Uncertainty quantification and inverse modeling for subsurface flow in 3D heterogeneous formations using a theory-guided convolutional encoder-decoder network

We build surrogate models for dynamic 3D subsurface single-phase flow problems with multiple vertical producing wells. The surrogate model provides efficient pressure estimation of the entire formation at any timestep given a stochastic permeability field, arbitrary well locations and penetration lengths, and a timestep matrix as inputs. The well production rate or bottom hole pressure can then be determined based on Peaceman's formula. The original surrogate modeling task is transformed into an image-to-image regression problem using a convolutional encoder-decoder neural network architecture. The residual of the governing flow equation in its discretized form is incorporated into the loss function to impose theoretical guidance on the model training process.
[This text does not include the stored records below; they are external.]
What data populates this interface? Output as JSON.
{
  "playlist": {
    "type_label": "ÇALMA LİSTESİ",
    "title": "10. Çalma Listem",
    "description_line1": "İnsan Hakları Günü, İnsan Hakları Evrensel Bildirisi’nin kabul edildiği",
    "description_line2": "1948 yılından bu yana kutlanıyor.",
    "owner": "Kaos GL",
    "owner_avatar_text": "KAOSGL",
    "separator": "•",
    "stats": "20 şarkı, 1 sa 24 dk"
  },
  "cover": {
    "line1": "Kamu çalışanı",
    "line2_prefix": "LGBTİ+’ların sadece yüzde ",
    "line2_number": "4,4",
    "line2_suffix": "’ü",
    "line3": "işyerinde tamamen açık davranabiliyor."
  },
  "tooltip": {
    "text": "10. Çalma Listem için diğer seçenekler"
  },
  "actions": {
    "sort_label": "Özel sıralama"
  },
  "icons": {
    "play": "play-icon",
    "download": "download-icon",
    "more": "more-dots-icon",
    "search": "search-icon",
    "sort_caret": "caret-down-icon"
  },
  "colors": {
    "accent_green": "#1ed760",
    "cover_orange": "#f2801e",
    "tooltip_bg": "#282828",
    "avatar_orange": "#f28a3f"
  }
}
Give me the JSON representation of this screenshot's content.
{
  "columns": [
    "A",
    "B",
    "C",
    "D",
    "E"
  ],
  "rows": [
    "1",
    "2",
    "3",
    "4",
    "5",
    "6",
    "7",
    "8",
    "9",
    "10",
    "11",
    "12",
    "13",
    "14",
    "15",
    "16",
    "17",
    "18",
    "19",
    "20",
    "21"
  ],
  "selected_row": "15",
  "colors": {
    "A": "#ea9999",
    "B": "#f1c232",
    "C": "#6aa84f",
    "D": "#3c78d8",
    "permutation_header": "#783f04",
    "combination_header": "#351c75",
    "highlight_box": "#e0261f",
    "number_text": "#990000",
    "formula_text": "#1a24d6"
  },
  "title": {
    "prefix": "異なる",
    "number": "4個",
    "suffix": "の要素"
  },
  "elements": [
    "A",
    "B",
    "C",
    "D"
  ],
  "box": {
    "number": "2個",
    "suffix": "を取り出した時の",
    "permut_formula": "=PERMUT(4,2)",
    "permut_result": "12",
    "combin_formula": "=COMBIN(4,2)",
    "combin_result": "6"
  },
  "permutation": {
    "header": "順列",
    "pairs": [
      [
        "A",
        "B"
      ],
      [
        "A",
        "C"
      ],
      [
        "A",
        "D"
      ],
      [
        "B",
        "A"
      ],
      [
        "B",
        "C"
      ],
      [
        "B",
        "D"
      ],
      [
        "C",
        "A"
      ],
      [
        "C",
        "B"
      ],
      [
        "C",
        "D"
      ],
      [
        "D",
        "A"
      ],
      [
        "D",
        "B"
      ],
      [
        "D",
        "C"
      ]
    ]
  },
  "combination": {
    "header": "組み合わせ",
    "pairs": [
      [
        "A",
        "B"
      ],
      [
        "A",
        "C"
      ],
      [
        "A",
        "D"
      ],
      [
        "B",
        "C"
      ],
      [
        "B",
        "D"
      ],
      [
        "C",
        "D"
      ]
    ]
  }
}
As a result, the accuracy and generalization ability of the trained surrogate models are significantly improved compared to fully data-driven models. They are also shown to have flexible extrapolation ability to permeability fields with different statistics. The surrogate models are used to conduct uncertainty quantification considering a stochastic permeability field, as well as to infer unknown permeability information based on limited well production data and observation data of formation properties. Results are shown to be in good agreement with traditional numerical simulation tools, but computational efficiency is dramatically improved.